Spectral statistics and localization properties of a $C_3$-symmetric billiard

TL;DR

This paper investigates the spectral statistics and eigenstate localization of a C3-symmetric billiard, revealing GOE-GUE correspondence and quantum ergodicity onset through high-precision eigenvalue computations and entropy analysis.

Contribution

It introduces a high-precision eigenvalue computation method for symmetry subspaces, improving spectral analysis and confirming quantum ergodicity in a C3-symmetric billiard.

Findings

Clear GOE-GUE spectral correspondence observed.

Long-range spectral correlations are now well-resolved.

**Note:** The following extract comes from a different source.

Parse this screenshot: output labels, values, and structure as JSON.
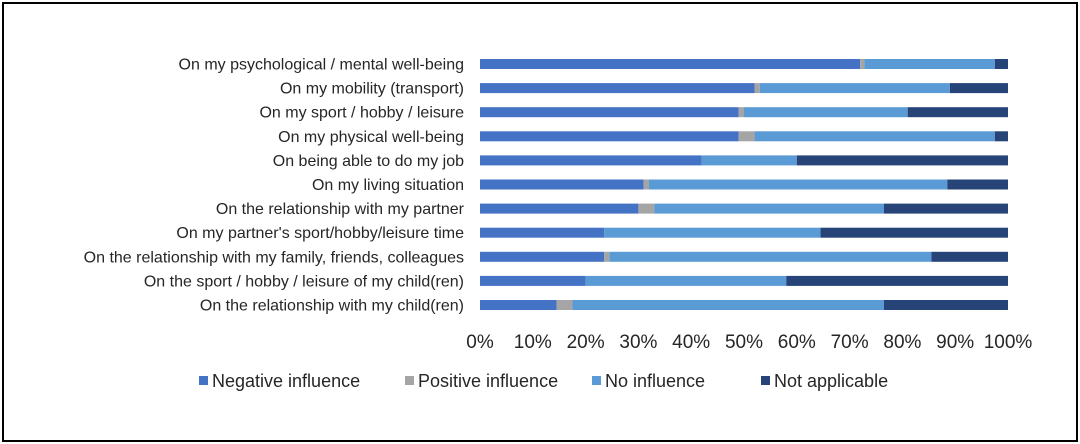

Eigenstate localization follows a Beta distribution with energy-dependent variance.

Abstract

We revisit the spectral statistics of the C$_3$--symmetric billiard introduced by Dembowski [Phys. Rev. E, R4516 (2000)], which exhibits both GOE and GUE statistics depending on the symmetry block. Using high--precision Beyn's contour--integral method for the nonlinear Fredholm eigenvalue problem with built-in separation of irreducible subspaces, we compute 2.8x10$^5$ eigenvalues in each symmetry subspace, enabling statistically meaningful comparisons with random matrix theory. The improved spectra reveal clear GOE--GUE correspondence and resolve previously observed deviations in long--range spectral correlations. Furthermore, we analyze phase--space eigenstate localization through the distribution of entropy localization measures, which, for chaotic states follow a Beta distribution whose standard deviation decays as a power--law with energy, consistent with the onset of quantum ergodicity as described by Schnirelman's theorem.